Thermal analysis and performance prediction on ultrasonic-assisted phase change thermal management device

Solid-liquid phase change materials (PCMs) have obvious advantages in thermal management for temperature-sensitive electronic devices benefiting from their high latent heat storage density and excellent properties of absorbing heat at stable temperatures. Ultrasonic assistance is an available means to enhance heat transfer efficiency of PCMs. In present study, a numerical model for predicting thermal performance of ultrasonic-assisted PCM thermal management unit (TMU) was proposed and validated by experimental results.

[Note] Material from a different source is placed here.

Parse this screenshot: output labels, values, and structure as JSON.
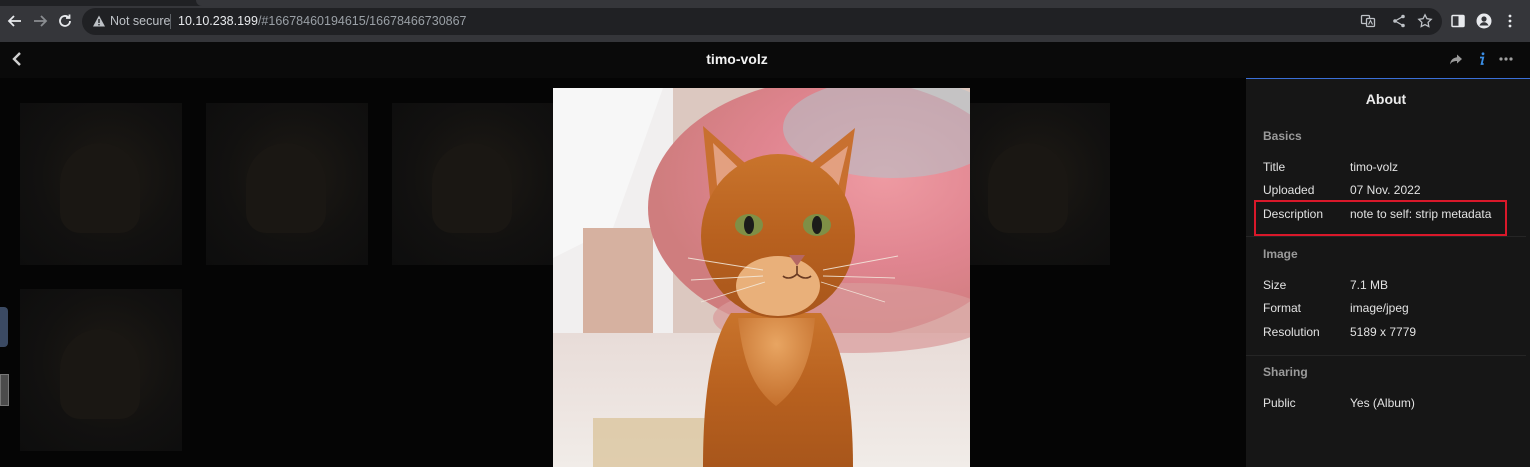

The influence mechanisms of different ultrasonic loading strategies, including different powers and frequencies, on thermal characteristics of heat sources and PCMs domains were studied through qualitative and quantitative comparisons, including melting, velocity and temperature characteristics. Dimensionless numbers of ultrasonic were defined. Data-driven dimensionless correlation formulas for certain and different heat fluxes were proposed for rapid prediction of steady-state and transient thermal characteristics in thermal management applications of ultrasonic-assisted PCM TMUs. Results indicated that the higher ultrasonic power led to lower and more uniform temperature of heat source. The increase in ultrasonic frequency resulted in two opposing effects. Compared with the non-ultrasonic case, the preferred ultrasonic loading strategy (Pu = 120 W and fu = 100 kHz) could achieve a 50.99 % decrease in average temperatures of heat sources, a 237.39 % increase in average velocities of PCMs domains, and a 75.92 % reduction in temperature nonuniformities of heat sources. The deviation between predicted and actual values of the performance prediction model was mostly less than 10 %, which was of great engineering application significance for design and operational control of ultrasonic-assisted PCMs in the thermal management of temperature-sensitive equipment.